At the time of the announcement, Ridling was studying at Queens' College, Cambridge; he had been awarded a scholarship available for soldiers of the NZEF. He graduated with a Bachelor of Arts in 1921 but continued to study, gaining a Diploma of Agriculture the following year. During this time, he met Patricia née Shaw and the couple were married in London. They had a daughter.

==Later life==
Returning to New Zealand in 1923, Ridling worked for the Taranaki Education Board. Seven years later, he became an inspector, monitoring the Education Department's various manual and technical schools. By this time he had earned a Master of Arts degree from the University of Cambridge, in absentia. In July 1931, he was appointed principal of the Wellington Technical College. He went on to write a number of papers relating to education in the technical and agricultural fields. He was also an advocate for education by correspondence.

In 1948, Ridling was a member of a committee formed to report to the New Zealand government on the recruitment, education and training of teachers, which completed its work in 1951. During this time he led the New Zealand delegation to the General Conference of the United Nations Educational, Scientific and Cultural Organization. Retiring in September 1950, in his later years he lived in Raglan, on the west coast of the North Island of New Zealand.

The AM was disestablished by Royal Warrant as a gallantry award in 1971. Public recognition of the award had declined in recent years and it was deemed that this deprived AM recipients of the recognition that their deeds had earned. Living recipients were required to exchange them for the George Cross (GC), which had existed since 1940 and was superior in status to the AM. As well as swapping their AM for the GC, the recipients would be entitled to use the GC postnominal. However, Ridling sought an exemption from Queen Elizabeth II, citing his high sentimental attachment to the award. His request was granted and he was allowed to retain his AM while still being entitled to be treated as a holder of the GC. In subsequent years he attended reunions of the Victoria Cross and George Cross Association.

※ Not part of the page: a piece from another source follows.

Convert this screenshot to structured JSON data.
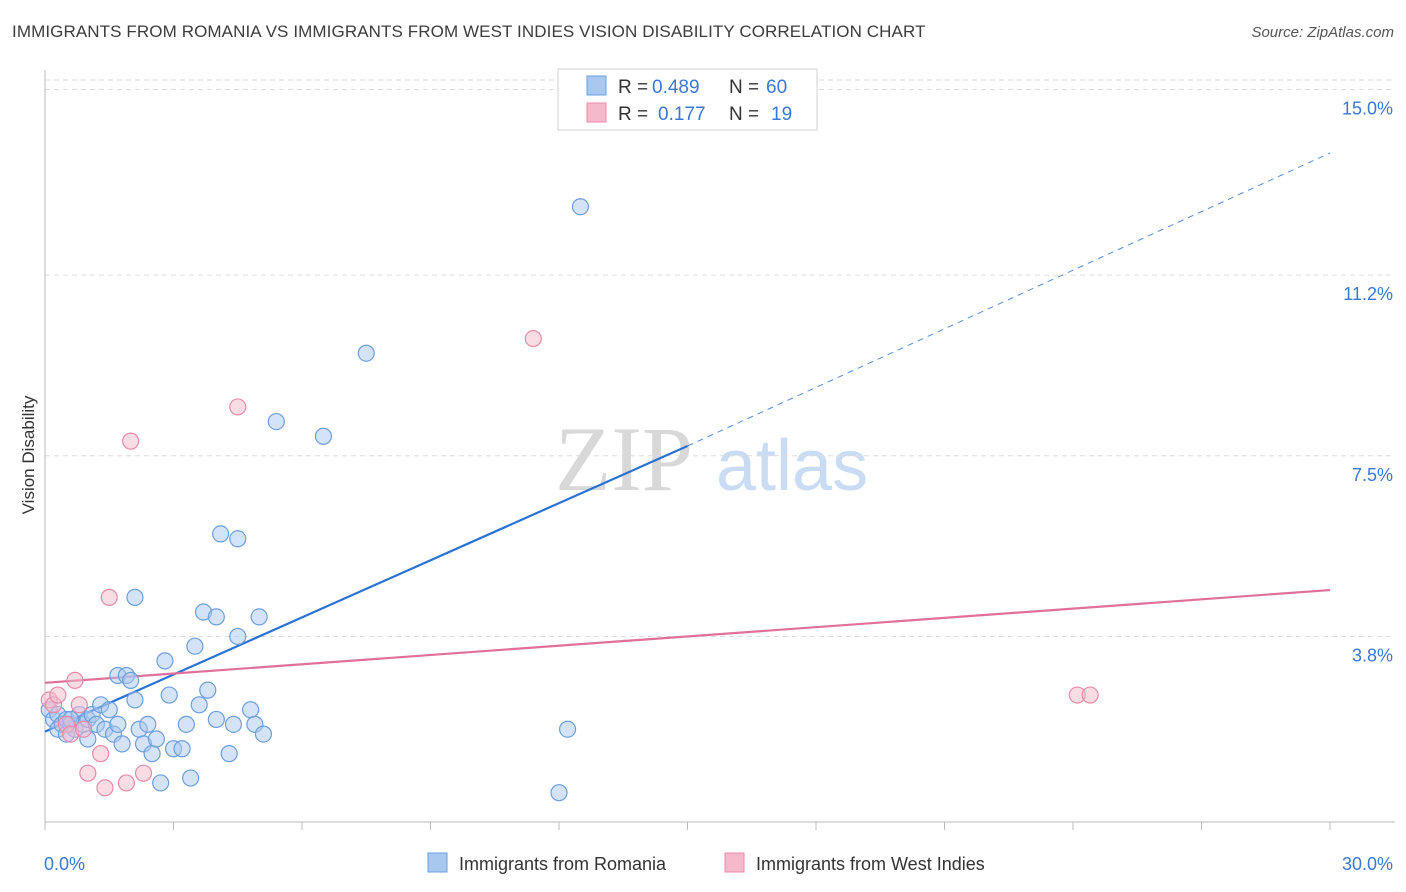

He died on 13 January 1975 in Wellington, his wife having predeceased him by several years. His remains were cremated and interred at Karori Cemetery.

==Medal==
In 1982, Ridling's daughter donated his medals, which in addition to the AM, included the British War Medal, the Victory Medal, the 1935 Jubilee Medal and the 1937 Coronation Medal, to the National Army Museum in Waiouru, where they are displayed in its Medal Repository.